Sunday, June 30, 2013

Doch, English! Bilingual Children in Germany

A smug feeling crept through my chest as I read about the struggles expat mom has with encouraging her son to retain his English in Madrid. Ha. My little half-expat has embraced both her father and mother tongue, to the point where she was translating some of her German kindergarten (preschool over here) songs for my parents over skype. Ah, yes, glory be to the parents who have it all together.

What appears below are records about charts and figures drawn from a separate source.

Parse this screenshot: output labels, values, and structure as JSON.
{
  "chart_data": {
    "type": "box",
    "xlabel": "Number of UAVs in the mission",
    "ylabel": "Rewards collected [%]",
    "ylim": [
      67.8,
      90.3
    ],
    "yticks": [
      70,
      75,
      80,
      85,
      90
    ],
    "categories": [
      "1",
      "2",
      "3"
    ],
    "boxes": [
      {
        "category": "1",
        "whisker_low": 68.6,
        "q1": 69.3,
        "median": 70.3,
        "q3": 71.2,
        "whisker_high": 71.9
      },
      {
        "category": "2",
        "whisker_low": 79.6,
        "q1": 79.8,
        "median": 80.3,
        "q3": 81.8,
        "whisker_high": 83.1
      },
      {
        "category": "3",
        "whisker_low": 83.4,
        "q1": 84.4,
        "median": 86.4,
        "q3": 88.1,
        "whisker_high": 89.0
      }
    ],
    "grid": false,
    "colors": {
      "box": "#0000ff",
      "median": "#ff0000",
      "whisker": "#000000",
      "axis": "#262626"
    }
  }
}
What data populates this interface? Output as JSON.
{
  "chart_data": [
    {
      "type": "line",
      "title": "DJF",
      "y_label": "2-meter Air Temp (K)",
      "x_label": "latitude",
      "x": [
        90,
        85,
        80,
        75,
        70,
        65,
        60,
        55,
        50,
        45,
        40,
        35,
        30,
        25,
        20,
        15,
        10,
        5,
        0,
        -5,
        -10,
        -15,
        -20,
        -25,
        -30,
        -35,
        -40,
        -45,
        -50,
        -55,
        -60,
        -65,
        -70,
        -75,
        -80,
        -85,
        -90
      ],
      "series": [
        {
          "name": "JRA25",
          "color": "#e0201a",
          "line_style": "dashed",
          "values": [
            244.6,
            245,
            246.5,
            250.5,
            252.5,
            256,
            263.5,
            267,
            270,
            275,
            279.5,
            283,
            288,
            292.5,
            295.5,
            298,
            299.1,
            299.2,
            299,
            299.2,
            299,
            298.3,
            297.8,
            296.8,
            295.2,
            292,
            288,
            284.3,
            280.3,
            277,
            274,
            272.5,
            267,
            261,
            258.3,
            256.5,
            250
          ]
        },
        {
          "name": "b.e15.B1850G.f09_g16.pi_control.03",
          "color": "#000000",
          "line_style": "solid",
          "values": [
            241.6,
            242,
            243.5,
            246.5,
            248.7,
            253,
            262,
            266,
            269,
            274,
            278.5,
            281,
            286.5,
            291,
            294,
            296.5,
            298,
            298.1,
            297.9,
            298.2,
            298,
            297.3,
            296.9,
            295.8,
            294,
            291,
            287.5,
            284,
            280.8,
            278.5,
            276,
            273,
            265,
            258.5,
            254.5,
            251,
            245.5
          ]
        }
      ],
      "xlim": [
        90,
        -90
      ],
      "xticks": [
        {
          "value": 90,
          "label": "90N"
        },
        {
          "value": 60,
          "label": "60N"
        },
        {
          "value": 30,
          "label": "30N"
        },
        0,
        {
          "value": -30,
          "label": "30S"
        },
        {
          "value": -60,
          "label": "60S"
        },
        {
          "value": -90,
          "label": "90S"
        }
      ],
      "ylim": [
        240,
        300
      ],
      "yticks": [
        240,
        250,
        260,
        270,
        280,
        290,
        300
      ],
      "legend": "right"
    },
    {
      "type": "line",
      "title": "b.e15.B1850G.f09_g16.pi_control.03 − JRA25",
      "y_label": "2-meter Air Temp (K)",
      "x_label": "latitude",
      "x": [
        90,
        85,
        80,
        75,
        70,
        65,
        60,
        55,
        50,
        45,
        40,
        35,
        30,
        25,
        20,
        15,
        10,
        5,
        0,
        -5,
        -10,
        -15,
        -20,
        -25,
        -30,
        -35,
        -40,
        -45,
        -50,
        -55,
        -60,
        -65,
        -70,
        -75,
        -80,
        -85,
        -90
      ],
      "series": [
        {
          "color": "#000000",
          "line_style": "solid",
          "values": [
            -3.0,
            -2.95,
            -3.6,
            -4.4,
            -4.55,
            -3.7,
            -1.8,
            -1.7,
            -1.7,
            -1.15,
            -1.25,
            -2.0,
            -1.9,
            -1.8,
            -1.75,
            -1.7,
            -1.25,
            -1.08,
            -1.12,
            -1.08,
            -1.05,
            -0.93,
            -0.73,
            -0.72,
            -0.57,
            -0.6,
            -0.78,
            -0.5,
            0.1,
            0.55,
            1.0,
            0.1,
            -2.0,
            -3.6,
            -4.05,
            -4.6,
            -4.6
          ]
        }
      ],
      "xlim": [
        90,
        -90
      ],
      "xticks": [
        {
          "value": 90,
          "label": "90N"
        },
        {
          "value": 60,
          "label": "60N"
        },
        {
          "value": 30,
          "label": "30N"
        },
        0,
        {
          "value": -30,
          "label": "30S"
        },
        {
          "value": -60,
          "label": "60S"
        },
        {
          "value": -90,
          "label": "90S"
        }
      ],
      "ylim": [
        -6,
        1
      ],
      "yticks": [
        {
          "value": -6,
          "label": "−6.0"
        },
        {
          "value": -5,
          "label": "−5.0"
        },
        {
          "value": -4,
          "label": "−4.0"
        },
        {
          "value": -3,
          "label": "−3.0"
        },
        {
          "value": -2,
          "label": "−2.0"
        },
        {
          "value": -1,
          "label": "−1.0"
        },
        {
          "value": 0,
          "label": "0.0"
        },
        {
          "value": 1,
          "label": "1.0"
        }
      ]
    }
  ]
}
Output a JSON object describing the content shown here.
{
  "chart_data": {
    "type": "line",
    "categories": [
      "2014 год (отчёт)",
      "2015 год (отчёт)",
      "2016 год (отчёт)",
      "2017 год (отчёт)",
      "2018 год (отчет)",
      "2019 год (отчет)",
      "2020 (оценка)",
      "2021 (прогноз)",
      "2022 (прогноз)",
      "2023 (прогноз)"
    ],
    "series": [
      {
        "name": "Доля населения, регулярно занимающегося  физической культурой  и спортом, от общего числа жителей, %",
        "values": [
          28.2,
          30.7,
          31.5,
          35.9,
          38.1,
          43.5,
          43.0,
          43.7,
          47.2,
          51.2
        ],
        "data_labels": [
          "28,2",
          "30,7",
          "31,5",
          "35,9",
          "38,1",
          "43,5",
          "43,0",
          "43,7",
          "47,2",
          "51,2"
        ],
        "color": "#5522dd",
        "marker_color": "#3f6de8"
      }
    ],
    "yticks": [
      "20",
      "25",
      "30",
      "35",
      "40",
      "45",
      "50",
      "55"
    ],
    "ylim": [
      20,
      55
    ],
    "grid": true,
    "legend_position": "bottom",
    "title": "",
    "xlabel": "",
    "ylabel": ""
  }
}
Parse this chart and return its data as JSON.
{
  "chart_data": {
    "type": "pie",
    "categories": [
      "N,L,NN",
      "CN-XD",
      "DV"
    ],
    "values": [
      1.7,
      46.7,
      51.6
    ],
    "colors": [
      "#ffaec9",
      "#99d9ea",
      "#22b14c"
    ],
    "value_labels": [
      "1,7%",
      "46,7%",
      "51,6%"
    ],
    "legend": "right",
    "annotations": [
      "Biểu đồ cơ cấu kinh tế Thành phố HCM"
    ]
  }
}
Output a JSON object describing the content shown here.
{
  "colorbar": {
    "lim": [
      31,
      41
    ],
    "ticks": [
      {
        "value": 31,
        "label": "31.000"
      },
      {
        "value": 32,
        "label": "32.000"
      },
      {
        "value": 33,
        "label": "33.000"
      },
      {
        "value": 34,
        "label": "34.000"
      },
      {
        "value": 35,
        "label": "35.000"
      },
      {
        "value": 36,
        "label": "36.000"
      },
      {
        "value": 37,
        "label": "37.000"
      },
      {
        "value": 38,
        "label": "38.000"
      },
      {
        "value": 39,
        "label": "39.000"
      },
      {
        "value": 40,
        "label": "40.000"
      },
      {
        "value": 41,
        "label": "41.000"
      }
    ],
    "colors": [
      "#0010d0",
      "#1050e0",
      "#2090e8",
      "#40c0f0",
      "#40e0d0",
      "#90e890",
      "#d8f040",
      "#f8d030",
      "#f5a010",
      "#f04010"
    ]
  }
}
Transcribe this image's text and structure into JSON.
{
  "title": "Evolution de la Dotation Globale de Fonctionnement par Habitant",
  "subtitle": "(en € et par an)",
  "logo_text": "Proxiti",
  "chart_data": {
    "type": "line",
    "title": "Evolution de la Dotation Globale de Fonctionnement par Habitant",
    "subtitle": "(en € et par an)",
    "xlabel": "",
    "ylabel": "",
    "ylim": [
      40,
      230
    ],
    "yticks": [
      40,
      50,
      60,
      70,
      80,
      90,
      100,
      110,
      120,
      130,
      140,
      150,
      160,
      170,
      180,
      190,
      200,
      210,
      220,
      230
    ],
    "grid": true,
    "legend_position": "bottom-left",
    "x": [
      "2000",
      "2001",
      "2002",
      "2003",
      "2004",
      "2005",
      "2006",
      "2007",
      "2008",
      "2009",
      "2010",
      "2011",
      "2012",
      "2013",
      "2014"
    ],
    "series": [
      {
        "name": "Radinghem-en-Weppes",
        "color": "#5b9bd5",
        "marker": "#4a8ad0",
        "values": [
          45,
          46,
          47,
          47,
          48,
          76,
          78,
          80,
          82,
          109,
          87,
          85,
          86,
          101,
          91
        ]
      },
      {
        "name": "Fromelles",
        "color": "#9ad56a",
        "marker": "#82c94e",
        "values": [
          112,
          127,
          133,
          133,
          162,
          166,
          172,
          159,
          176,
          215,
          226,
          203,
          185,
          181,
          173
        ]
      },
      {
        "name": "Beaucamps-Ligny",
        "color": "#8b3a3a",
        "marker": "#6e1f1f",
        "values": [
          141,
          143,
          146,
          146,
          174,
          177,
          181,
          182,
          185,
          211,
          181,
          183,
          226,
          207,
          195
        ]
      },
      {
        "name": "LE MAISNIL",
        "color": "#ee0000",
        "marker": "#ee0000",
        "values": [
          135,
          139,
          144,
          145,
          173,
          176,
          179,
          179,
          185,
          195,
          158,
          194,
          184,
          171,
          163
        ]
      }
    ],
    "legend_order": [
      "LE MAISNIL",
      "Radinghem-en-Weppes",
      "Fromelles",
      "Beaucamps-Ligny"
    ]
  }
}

Of course, if we were ever to have another child of a slightly other disposition, any feelings of smugness could be blown out of the water. A next child could be a stubborn monolingual, too. It could have a different personality, talents and behavior patterns, and that instruction book in my mind based on my first child is about as useful as a manual for Gateway Computers. But, I'm not there yet, my child has embraced bilingualism (so far), and I'll fantasize about being that good. I wonder, though, if Germany has built an advantage for raising bilinguals in its own growing multiculturalism.

I was warned that my daughter might reject bilingualism when she entered kindergarten. It happened to a Scottish-German neighbor couple. Their children were doing fine in English until they entered kindergarten full of children who only knew German. No one shared a second language, so they felt isolated and uncomfortable using it. The added fact that children are talented in finding ways to put each other down, and the children suppressed their knowledge of their mother tongue.

Not so for our daughter. Her kindergarten is in the "downtown" part of our little city, which is its own little melting pot. In her kindergarten, monolinguals are the minority. It's not a strange thing to speak a second language; it's the norm. The fact that she's the only English speaker isn't a big deal, but bilingualism by itself seems to count. Whenever I come to pick her up, I'm surrounded by mixed marriages and people speaking Turkish, Russian, Vietnamese, Polish, Greek, Italian, Armenian, and more. Oh yes, German too. These happy babel sounds mean that the ones who suddenly express themselves in another language aren't some horrifying school-child anomaly, like being the only kid in a tacky Christmas sweater in June. It's just something everyone does.

If economic trends continue, things will stay this way. Germany's economy is chugging a long, and it's continuing to attract the most employable young southern Europeans. Many of these technically gifted immigrants, like the Turkish guest workers and Russian-German immigrants before them, will stay, settle, and raise wonderfully bilingual families.

When I spoke to him about his own bilingual children, a French-German father I know shrugged his shoulders and said, "it's completely normal." "Completely normal." All the kids here are bilingual. This encourages my daughter to retain her father tongue, but there's a downside. I've no reason to be smug.

1 comment:

Noe said...

This is EXACTLY the topic that has been worrying me as we move back to Switzerland from Australia. From what I've gathered so far, it sounds like it's inevitable that my son will start speaking to me (an American) in Swiss-German once he goes to school. I just can't help but believe that this will drive some kind of relational/cultural wedge between us. Maybe there is hope that a multi-cultural class could change the odds of this happening. Thanks for some hope.